Dort begegnen sie einer geheimnisvollen Fremden, die sich Rhiana nennt.
Nach einigen Missverständnissen wird sie zur Verbündeten.
Doch dann tauchen die Genii unter der Führung von Commander Kolya
auf, und auch die Wraith greifen den Planeten an. Schließlich
wird Colonel Sheppard noch mit seiner Vergangenheit konfrontiert,
die ihn zurück auf die Erde führen wird ...
Leseprobe:
Gemeinsam gingen sie durch die Tür.
Doch zu ihrer Enttäuschung war der Raum leer und nur winzig.
Sie konnten gerade darin stehen. Plötzlich drehte sich alles
um sie herum, und im nächsten Augenblick standen sie in einem
ganz anderen Raum mit einigen verschlossenen Türen.
„Das war ein Transporter“, erkannte McKay und beruhigte
sich sofort wieder.
„Nun bin ich sicher, dass wir etwas gefunden haben“, meinte
Sheppard. Er griff nach seinem Funkgerät und aktivierte es, doch
außer Rauschen war nichts zu hören. „Etwas stört
den Empfang. Wir sollten einen Weg nach oben suchen.“
„Vorher werfe ich aber einen Blick hinter diese Türen“,
meinte Rodney und ging schnurstracks auf die erste Tür zu.
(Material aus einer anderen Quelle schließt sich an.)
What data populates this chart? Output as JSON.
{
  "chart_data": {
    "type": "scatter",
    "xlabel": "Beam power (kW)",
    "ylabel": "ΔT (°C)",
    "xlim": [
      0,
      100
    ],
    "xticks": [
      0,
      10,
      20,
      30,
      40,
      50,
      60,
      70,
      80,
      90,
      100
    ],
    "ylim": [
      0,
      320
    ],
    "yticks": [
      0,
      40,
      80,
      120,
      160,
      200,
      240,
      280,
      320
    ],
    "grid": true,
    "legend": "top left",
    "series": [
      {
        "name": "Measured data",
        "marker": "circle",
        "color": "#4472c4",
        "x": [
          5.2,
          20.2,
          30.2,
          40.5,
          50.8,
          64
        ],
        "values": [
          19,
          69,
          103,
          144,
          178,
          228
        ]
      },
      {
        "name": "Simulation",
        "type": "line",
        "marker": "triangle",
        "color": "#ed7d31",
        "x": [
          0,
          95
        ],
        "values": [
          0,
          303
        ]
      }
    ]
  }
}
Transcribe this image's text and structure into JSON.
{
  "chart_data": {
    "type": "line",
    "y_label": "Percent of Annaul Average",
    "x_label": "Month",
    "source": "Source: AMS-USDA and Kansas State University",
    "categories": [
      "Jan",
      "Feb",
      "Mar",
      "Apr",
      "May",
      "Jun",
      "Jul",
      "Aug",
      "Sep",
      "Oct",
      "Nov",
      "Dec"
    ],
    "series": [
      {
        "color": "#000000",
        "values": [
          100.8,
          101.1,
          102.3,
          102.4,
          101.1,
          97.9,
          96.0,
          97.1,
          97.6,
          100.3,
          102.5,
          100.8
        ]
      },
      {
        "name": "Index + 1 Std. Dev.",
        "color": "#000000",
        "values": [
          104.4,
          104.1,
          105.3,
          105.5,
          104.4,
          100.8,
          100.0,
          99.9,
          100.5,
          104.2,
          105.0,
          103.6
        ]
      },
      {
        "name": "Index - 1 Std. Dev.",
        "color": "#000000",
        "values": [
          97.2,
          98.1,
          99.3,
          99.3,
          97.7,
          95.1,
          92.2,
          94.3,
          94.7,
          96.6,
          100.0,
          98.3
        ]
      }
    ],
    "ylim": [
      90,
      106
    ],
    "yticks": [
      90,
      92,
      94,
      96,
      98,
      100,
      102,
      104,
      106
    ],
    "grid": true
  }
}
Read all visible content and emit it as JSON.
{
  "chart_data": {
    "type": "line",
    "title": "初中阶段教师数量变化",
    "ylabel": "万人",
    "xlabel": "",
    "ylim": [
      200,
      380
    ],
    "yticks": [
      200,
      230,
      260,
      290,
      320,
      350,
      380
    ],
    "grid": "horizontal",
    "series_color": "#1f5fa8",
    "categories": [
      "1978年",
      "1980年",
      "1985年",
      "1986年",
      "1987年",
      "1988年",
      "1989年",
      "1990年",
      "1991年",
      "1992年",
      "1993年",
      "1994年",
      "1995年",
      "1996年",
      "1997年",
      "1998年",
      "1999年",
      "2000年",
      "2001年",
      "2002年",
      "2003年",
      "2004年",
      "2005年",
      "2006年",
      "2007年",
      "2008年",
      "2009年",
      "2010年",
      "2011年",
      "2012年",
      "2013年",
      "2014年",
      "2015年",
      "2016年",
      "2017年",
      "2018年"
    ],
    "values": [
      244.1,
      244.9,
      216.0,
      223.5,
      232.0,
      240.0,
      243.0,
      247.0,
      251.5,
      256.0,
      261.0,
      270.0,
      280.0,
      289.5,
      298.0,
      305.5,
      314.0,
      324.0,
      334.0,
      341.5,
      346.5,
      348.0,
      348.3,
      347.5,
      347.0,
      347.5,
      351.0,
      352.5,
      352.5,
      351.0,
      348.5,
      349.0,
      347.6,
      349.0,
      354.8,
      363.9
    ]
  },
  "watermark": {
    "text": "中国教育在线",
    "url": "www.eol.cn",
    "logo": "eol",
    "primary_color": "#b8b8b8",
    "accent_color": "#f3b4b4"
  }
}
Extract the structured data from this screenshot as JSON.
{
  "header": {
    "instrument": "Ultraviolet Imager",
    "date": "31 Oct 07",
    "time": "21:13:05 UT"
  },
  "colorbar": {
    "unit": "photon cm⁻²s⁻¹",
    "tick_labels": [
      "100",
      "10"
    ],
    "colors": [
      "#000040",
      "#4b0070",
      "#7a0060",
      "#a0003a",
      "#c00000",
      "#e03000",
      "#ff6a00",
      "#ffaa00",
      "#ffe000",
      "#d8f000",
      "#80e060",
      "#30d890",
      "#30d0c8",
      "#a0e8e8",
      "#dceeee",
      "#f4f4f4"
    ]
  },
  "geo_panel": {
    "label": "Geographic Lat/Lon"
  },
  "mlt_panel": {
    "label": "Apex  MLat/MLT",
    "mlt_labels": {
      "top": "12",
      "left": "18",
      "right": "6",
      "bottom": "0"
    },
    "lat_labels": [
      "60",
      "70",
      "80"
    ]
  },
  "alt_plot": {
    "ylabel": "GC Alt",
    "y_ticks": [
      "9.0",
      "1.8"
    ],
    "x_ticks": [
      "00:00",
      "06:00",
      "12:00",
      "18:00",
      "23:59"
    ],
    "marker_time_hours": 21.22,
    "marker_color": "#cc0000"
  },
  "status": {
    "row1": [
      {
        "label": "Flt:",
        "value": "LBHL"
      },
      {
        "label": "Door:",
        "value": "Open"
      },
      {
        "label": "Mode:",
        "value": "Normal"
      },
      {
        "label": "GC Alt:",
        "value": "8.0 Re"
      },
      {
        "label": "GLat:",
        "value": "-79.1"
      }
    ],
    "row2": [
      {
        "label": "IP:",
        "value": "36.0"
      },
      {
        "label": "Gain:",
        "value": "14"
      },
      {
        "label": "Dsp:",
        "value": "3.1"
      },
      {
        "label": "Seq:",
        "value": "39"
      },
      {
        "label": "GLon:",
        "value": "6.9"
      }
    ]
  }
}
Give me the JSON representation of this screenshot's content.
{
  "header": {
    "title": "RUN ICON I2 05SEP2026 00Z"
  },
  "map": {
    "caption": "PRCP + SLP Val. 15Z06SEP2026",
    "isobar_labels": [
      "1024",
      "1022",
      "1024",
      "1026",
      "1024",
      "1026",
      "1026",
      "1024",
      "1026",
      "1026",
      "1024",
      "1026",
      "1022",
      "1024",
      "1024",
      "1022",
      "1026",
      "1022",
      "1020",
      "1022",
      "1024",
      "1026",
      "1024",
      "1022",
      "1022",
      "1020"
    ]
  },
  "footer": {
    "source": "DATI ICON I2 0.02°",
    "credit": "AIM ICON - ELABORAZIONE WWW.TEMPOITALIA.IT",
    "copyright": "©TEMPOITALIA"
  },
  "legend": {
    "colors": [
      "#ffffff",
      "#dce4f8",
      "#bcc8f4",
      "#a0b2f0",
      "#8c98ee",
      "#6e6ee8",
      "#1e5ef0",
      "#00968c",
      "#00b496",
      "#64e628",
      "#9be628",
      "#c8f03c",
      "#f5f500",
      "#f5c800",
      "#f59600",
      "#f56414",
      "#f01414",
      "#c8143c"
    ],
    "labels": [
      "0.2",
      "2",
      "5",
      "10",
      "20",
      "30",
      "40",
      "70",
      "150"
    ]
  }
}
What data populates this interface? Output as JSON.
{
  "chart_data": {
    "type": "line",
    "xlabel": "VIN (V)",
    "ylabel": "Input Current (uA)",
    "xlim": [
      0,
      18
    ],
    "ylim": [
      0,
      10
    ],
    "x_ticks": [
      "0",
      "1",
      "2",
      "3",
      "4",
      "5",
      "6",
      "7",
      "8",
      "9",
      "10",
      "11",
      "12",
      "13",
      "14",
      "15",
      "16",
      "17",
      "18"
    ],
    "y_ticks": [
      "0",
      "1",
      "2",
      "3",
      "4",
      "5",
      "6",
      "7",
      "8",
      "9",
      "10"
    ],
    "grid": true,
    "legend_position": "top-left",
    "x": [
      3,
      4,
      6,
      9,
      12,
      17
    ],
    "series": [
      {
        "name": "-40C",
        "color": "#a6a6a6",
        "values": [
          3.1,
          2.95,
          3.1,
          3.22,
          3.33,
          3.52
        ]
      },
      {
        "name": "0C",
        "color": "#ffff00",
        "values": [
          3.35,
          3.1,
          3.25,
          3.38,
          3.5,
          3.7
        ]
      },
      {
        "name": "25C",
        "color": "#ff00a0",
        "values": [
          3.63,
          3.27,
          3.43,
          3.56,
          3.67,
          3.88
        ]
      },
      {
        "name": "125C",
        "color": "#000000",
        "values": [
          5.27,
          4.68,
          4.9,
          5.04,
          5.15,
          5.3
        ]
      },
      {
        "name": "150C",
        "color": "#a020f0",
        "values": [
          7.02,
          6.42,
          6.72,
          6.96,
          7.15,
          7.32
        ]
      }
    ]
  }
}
Sheppard ging auf eine andere Tür zu, die sich vor ihm öffnete.
Sofort gingen weitere Lichter an; die Anlage erwachte zum Leben. Sheppard
sah die gleichen Computeranlagen wie in Atlantis. Dies war ohne Zweifel
ein kleiner Außenposten der Antiker.
„Hierher, Sheppard!“, hörte er McKay rufen.
Er fand ihn in einem kleinen Raum, der außer einem sehr bekannten
Stuhl nichts enthielt. Es war der gleiche Stuhl, wie es ihn in dem
Außenposten in der Antarktis auf der Erde gab und auch in Atlantis.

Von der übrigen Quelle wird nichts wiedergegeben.